Ahmadinejad was at the center of the world's attention even in other contexts than the core program. On March 23, Iranian forces seized eight British flotists and seven naval troops at the Shatt al-Arabs outlet in the Persian Gulf. The United Kingdom claimed that the British were in Iraqi waters while Iran believed that they violated Iranian territory. The British were released on April 4, according to Ahmadinejad as "a gift to the British people". On April 16, two Swedish engineers, Stefan Johansson and Jari Hjortmar, were released, who in May 2006 had been sentenced to three years in prison for spying since photographing military buildings on an island in the Hormuz Strait.

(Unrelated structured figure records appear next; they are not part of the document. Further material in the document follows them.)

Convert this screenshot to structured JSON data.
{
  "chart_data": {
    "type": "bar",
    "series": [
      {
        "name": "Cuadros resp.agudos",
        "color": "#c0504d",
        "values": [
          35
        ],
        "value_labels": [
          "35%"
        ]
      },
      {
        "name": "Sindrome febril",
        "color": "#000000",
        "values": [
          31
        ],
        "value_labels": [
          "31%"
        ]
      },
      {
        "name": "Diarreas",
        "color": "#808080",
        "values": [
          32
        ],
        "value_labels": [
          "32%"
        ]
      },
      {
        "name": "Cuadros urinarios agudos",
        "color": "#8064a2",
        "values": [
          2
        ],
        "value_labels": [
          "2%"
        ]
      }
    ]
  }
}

Russian President Vladimir Putin visited Tehran on October 16 in connection with a summit for leaders from countries around the Caspian Sea. It was the first time since a Kremlin leader visited in 1943. In December, Russia, after several delays, delivered enriched uranium to the almost completely-built nuclear power plant in Bushehr, a civilian facility under the control of the IAEA. The United States had hoped that Russia would delay the delivery further.

Several regime-critical newspapers were forced to close during the year. Two Kurdish journalists, Adnan Hassanpour and Abdolvahed "Hiva" Botimar, were sentenced to death on July 16 for defying God and national security. During the first eleven months of the year, 280 persons were executed, compared with 177 during the whole of 2006.